We felt a little ghoulish wanting to take a tour of the misery Hurricane Katrina caused, but I felt that unless I saw for myself I wouldn’t really understand what happened. The Gray Line bus filled quickly with other people, and we learned that both Mike the bus driver and Joe the tour guide live in areas affected by the storm. Both were friendly, apparently ready to answer any questions and to tell personal stories. I started taking notes:
- the storm affected every neighborhood, black, white, rich, poor
- eighty percent of the city’s 450,000 were uprooted
- the French Quarter had heavy wind damage
- Antoine’s lost their roof and 22,000 bottles of wine
- there were 22 breaks in the levee system
- 300,000 homes damaged or destroyed
- sixty-five percent of the homes still have no electricity, and water pressure is unreliable
- 400,000 vehicles destroyed
- none of the area’s hospitals are fully functioning, the VA hospital will be pulled down,
at least 1,000 trees were lost
- of the 1,400 acres of city parks, 90% were under water


Then I stopped taking notes and just stared. I stared at high rise buildings that I could still see through because the glass of the upper stories was missing. I stared at middle class and ritzy houses with Xs on the doors indicating when the building was searched, by whom, and the the number of bodies that were found there. I stared at houses with holes in their roof, where the owners sat as the waters rose. There were houses that hadn’t been hit by trees, they had floated into trees, and now they sit off their foundations, filling with mold.

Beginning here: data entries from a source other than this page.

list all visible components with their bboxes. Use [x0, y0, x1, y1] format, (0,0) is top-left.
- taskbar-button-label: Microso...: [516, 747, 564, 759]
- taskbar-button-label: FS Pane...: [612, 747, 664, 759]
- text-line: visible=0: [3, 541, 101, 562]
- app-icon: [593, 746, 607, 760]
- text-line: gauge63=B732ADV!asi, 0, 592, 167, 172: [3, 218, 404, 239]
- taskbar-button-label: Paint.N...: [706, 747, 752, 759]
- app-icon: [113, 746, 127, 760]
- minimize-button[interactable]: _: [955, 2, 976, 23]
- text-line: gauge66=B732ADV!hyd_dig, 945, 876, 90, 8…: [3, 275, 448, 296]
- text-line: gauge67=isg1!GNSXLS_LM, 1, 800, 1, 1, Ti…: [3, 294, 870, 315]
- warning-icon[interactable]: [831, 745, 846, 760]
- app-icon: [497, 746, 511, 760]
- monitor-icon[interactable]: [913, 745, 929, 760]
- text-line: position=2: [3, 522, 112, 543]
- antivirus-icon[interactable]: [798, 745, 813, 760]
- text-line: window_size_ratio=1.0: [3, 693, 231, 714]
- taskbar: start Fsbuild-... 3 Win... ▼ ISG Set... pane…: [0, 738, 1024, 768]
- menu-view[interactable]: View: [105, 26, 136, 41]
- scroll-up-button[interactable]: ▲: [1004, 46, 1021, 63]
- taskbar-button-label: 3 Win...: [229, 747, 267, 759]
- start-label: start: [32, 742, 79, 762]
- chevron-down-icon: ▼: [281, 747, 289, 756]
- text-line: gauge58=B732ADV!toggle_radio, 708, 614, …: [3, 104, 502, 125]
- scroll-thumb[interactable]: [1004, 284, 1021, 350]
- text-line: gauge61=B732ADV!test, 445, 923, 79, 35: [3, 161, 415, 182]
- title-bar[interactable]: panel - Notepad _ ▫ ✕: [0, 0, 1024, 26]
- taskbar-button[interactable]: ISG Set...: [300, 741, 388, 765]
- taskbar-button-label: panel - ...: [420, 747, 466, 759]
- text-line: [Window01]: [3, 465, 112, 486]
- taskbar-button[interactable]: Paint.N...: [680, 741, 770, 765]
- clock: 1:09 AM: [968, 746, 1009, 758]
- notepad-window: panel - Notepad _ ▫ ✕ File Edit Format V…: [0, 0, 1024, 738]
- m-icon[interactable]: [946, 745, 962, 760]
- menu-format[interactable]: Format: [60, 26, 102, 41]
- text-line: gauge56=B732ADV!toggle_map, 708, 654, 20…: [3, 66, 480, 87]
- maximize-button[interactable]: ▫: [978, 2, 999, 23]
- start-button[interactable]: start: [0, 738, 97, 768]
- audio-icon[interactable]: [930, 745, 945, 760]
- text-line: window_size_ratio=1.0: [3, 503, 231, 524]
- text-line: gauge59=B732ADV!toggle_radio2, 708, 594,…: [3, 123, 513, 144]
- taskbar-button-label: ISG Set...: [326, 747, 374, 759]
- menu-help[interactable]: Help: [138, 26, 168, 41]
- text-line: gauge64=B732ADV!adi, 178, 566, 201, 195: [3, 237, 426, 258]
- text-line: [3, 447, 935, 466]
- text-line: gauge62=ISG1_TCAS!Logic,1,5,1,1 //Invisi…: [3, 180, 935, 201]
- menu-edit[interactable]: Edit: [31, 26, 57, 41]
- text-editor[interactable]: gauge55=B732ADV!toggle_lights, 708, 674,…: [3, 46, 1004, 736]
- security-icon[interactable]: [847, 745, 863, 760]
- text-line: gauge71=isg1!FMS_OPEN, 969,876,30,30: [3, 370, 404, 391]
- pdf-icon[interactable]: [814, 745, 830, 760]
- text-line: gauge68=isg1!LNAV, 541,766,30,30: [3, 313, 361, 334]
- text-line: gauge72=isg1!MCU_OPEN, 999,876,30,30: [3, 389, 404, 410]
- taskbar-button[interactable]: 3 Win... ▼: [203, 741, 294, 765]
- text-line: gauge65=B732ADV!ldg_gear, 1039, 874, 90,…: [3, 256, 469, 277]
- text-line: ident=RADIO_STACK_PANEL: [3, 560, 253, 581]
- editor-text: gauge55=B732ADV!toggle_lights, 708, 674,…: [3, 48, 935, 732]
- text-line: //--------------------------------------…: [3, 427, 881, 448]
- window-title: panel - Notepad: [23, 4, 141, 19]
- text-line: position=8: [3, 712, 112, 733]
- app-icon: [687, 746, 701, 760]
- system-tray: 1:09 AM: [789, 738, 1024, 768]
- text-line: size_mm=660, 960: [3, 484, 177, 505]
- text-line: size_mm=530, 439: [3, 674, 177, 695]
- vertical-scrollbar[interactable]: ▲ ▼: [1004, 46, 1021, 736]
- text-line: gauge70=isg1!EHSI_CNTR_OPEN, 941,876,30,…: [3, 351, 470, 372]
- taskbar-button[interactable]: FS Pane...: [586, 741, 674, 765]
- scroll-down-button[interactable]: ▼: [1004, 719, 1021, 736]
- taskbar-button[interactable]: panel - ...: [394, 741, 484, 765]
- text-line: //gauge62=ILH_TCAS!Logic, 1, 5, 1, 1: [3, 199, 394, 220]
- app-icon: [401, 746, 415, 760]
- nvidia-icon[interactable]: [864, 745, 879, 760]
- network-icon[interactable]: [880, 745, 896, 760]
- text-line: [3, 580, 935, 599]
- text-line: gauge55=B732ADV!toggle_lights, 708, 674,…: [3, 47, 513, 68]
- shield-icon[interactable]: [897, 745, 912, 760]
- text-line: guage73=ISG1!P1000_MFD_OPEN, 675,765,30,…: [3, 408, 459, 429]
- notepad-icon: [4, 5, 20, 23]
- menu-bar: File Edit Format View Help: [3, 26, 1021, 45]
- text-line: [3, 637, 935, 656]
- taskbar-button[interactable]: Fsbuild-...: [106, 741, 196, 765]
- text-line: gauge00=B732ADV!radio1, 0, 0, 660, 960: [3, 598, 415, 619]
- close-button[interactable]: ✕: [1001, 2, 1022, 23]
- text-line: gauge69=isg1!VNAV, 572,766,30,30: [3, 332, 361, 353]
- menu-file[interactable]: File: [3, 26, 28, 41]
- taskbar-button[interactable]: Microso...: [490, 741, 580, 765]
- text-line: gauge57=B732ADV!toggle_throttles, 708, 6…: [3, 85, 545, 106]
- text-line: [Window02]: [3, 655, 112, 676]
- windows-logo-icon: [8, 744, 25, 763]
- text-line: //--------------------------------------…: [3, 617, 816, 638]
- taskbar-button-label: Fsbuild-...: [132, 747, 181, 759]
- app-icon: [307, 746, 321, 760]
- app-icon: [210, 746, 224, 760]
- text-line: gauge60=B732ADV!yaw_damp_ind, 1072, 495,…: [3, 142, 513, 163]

There were some FEMA trailers linked by electrical lines, some heavy construction, some spray painted messages (Cindy and Ted OK; Don’t bulldoze; Help; U loot, U die). Some houses were being rebuilt on raised pilings. There were empty shopping centers and gas stations, a ghostly skeleton of a roller coaster at Six Flags. Little memorials. Teams of college students working to build Habitat for Humanity houses in the 9th Ward. It looked to me, even though I was told over and over that things are getting slowly better, like the end of the world, like a movie set of the apocalypse. It was overwhelming.


I believe that eventually individuals, charitable organizations, and the government will rebuild much of what has been lost here, that it is the nature of this country to come back from natural and manmade disasters. But I also am thinking of and praying for the people whose families, homes, jobs and schools were altered forever on that August day in 2005.